Посткоммунистические режимы. Концептуальная структура. Том 2 - [141]

Шрифт
Интервал

Популистский нарратив основывается на манихейской оппозиции «мы и они», похожей на ту, которую описывал Фукуяма, говоря о разделительной политике идентичности[677]. В качестве первого шага при построении подобного нарратива необходимо очертить границы этого «мы», то есть общей дискурсивной идентичности. Как объясняет Эрнесто Лакло, общее чувство потери и негодования «никогда бы не стало чем-то большим, чем довольно туманное ощущение солидарности, если бы оно не выкристаллизовалось в определенную дискурсивную идентичность ‹…›. Только этот момент кристаллизации создает „народ“ популизма». Однако Лакло также отмечает, что эта идентичность не «подчинена требованиям», а скорее «реагирует на них и через обращение этого взаимоотношения сама становится их основанием»[678]. Суть заключается в том, что даже если представление о «мы / нас» формируется через определение «обделенных» групп, получающаяся в итоге идентичность не может сводится к простой сумме разрозненных интересов. Напротив, она становится новой коллективной идентичностью со своими собственными границами и целью. Популист, формирующий представление о «мы / нас», не только выбирает, какие конкретно обделенные группы нужно включить изначально, но и оставляет за собой исключительное право решать, кого можно включить впоследствии. Другими словами, популист присваивает интерпретацию идентичности, становясь единственным, кто может легитимно ее определять (как и всеобщее благо [♦ 4.2.3]).

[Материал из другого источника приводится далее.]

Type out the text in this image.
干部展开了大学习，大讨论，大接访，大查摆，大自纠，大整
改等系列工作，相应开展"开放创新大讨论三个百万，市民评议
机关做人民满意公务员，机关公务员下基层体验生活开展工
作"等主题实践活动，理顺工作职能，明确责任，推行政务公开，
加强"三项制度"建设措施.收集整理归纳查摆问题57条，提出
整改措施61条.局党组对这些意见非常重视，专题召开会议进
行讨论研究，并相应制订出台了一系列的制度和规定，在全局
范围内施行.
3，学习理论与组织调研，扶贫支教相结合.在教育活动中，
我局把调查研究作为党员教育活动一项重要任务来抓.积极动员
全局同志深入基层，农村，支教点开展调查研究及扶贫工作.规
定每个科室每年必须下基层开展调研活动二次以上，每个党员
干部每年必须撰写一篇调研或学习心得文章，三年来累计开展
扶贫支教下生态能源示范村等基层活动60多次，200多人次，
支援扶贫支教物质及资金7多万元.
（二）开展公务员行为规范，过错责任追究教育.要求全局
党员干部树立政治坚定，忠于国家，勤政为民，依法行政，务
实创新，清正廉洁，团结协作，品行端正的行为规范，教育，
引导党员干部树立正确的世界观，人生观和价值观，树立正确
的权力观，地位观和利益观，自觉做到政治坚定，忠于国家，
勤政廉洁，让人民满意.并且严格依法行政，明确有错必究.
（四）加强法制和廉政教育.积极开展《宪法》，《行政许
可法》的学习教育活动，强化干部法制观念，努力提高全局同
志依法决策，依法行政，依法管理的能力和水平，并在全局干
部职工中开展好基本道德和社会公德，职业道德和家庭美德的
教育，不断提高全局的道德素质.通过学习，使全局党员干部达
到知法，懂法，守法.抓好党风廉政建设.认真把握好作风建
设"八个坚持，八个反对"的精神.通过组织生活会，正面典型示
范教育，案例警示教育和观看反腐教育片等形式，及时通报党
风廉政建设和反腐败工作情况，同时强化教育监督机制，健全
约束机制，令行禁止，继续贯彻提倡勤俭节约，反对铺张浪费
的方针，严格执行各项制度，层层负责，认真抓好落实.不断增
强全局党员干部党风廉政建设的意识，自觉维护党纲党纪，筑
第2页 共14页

Пользующимся идеологией популистам[679] апроприация толкования позволяет использовать общую идентичность в функционально-когерентной манере. Однако в действительности они добиваются двусторонней функциональной когерентности, то есть создают идентичность, которая удовлетворяет не только практико-ориентированный спрос – восстановление справедливости и защиту от угроз статусу включенных групп – но и решает некоторые задачи на стороне предложения, в частности оправдывает монополизацию власти и покрывает личное обогащение политической элиты. Использование понятия «народ», в которое можно включить обделенные группы (то есть испытывающие неподдельное чувство несправедливости) и потенциально обделенные группы (то есть те, в которых чувство несправедливости разжигает популист с помощью своей популистской риторики)[680], как раз является одним из инструментов, позволяющих этого добиться. Другим, более сложным, но очень эффективным инструментом (по крайней мере, в посткоммунистическом регионе) является так называемая апроприация ценностей через их переопределение. Это значит, что пользующиеся идеологией популисты используют существующие идентичности, связанные с традиционными сообществами взаимной защиты, как основу своей деятельности. Эти идентичности укоренены в сознании индивидов как ценности, которые, при условии, что они уважаются, позволяют выжить и защититься от внешних врагов[681]. Существует три самых важных сообщества такого рода: духовное сообщество (бог), этническое сообщество (нация), и семья[682]. По утверждению Норрис и Инглхарта, в трудные времена индивиды рефлекторно возвращаются к этим стабильным сообществам, которые таким образом функционально-когерентны в глазах индивидов и представляют собой системы ценностей, наиболее подходящие для того, чтобы популист мог ими воспользоваться. Однако дабы они также стали функционально-когерентными для самого популиста, последний не использует эти идентичности в их естественном виде, а наделяет каждую из них новым конкретным значением (то есть переопределяет их). В то же время из нового определения исключаются все противники популиста, который, в свою очередь, становится единственным легитимным представителем определенного сообщества (то есть апроприирует его ценности).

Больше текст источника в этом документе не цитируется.